3.4. OLED Fabrication

The OLEDs were fabricated by using both wet and dry processes (spin coating and sublimation in high vacuum) on a pre-cleaned glass substrate made of indium tin oxide (ITO). Holes were injected from the ITO anode and passed through a 40 nm thick transporting layer made of poly(3,4-ethylenedioxythiophene) (PEDOT). Electrons were injected from a Al(100 nm)/LiF (0.5 nm) cathode and transported to the emitting layer thanks to a layer of 2,2′,2′′-(1,3,5-benzinetriyl)-tris(1-phenyl-1H-benzimidazole) (TPBi, with a 30 nm thickness). Charges recombined in the emitting layer (thickness of 40 nm) made of 4,4′,4′′-tris (N-carbazolyl-triphenylamine) (TCTA) containing the suitable iridium complex (6% wt).

The current–voltage characteristics, the light output power, and the electroluminescence (EL) spectra were obtained as previously reported [33]. All measurements were performed at room temperature under an Ar atmosphere and were repeated for various runs, excluding any irreversible morphological and chemical changes in the devices.

4. Conclusions

In conclusion, this work shows that cis-Ir(N,C-ppy)₂(O,O-THC)—already known for its good luminescent [22], non-linear optical [23], and antitumoral [22] properties—can also be used as a green emitter for the fabrication of solution-processable OLEDs with an efficiency similar to that reached with the archetypal cis-Ir(N,C-ppy)₂(O,O-acac). Interestingly, at applied voltages < 6 V, the OLED based on the THC complex is characterized by a higher luminance.
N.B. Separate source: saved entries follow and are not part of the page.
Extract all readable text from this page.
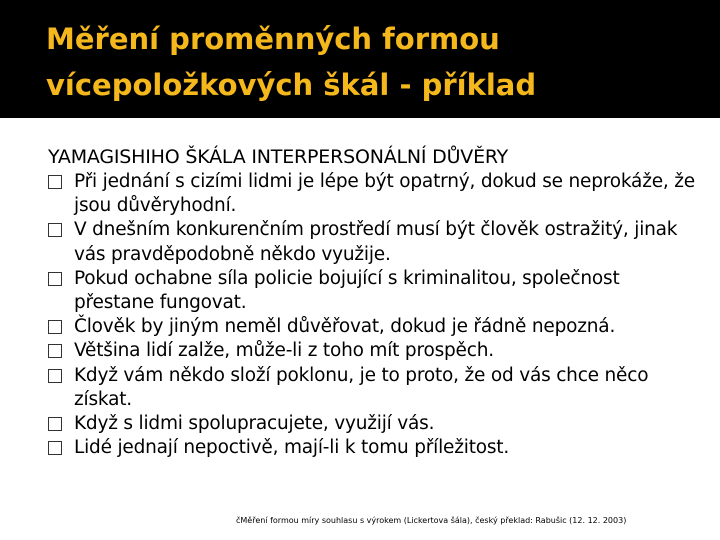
Měření proměnných formou
vícepoložkových škál - příklad

YAMAGISHIHO ŠKÁLA INTERPERSONÁLNÍ DŮVĚRY

Při jednání s cizími lidmi je lépe být opatrný, dokud se neprokáže, že jsou důvěryhodní.
V dnešním konkurenčním prostředí musí být člověk ostražitý, jinak vás pravděpodobně někdo využije.
Pokud ochabne síla policie bojující s kriminalitou, společnost přestane fungovat.
Člověk by jiným neměl důvěřovat, dokud je řádně nepozná.
Většina lidí zalže, může-li z toho mít prospěch.
Když vám někdo složí poklonu, je to proto, že od vás chce něco získat.
Když s lidmi spolupracujete, využijí vás.
Lidé jednají nepoctivě, mají-li k tomu příležitost.
čMěření formou míry souhlasu s výrokem (Lickertova šála), český překlad: Rabušic (12. 12. 2003)
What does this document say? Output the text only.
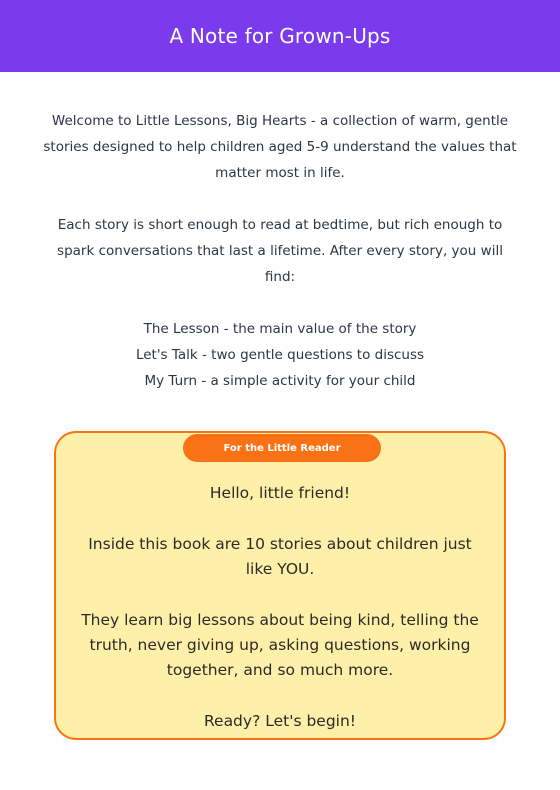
A Note for Grown-Ups

Welcome to Little Lessons, Big Hearts - a collection of warm, gentle stories designed to help children aged 5-9 understand the values that matter most in life.

Each story is short enough to read at bedtime, but rich enough to spark conversations that last a lifetime. After every story, you will find:

The Lesson - the main value of the story

Let's Talk - two gentle questions to discuss

My Turn - a simple activity for your child

For the Little Reader

Hello, little friend!

Inside this book are 10 stories about children just like YOU.

They learn big lessons about being kind, telling the truth, never giving up, asking questions, working together, and so much more.

Ready? Let's begin!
Similarly, an analogous device containing the newly synthesized cis-Ir(N,C-F₂ppy)₂(O,O-THC)—which emits in the blue region due to the presence of the fluoro substituents in the metalated rings—also shows enhanced luminance at these lower voltages. This beneficial effect may merit further investigation in the future, especially if it extends to red emitters, where efficiencies are often lower. Therefore, we will extend our study to the preparation and use in OLEDs of novel complexes such as Ir(N,C-2-(2′-benzothienyl)pyridine)₂(O,O-THC). In addition, in order to understand the effect on the device stability of the substitution of the acac ligand by THC, we plan to produce OLEDs with a larger surface area in collaboration with a company that will perform lifetime tests.